In response to FWS potentially listing species in some of the state’s major river basins, the Texas comptroller’s office circulated a report earlier this month on the abundance of five mussel species, their tolerance to harsh environments and their ability to survive in captivity. Bonner, who led that study, said that while he was “pleasantly surprised” to find more Smooth pimpleback and Texas pimpleback mussels, he didn’t find as many Texas fatmucket, Texas fawnsfoot or false spike mussels as he was expecting.  

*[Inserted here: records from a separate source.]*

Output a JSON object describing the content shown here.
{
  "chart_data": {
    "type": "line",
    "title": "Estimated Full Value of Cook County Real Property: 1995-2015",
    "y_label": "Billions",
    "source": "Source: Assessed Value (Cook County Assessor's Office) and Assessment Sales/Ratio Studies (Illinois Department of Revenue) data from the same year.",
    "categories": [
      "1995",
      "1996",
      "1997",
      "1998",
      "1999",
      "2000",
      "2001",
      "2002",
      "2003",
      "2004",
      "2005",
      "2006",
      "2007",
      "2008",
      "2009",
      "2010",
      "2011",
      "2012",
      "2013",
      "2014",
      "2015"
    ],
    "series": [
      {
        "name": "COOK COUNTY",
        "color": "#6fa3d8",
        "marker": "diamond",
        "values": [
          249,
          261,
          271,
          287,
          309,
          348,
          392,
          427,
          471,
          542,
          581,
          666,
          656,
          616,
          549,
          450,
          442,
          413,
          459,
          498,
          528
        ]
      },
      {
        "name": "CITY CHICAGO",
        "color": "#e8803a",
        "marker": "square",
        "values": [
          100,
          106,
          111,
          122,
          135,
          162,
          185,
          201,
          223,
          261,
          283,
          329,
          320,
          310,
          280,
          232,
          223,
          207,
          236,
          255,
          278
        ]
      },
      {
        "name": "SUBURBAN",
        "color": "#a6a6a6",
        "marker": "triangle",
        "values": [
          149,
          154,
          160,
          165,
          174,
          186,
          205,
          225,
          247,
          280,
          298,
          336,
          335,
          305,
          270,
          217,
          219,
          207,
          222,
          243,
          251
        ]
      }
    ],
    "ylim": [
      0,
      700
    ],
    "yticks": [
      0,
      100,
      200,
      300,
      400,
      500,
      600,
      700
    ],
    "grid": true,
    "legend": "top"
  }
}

Charles Randklev, a Texas A&M University researcher who was enlisted by the FWS to study the Texas hornshell on the southern side of the Rio Grande, also studied the presence of two other species in Mexico — the Salina mucket and Mexican fawnsfoot — that FWS is scheduled to make a decision on in 2022. Based on his research, Randklev said the situation was “pretty dire” for those two species as well. “For whatever reason those streams could dewater and the water quality goes south and that would be it for them,” he said.

Randklev said that the relationship between water users and the mussel species need not be antagonistic. Mussels are the canaries in the coal mine, he said — harbingers of what’s to come for the river.

“If we protect these populations, we are providing and protecting water security,” he said.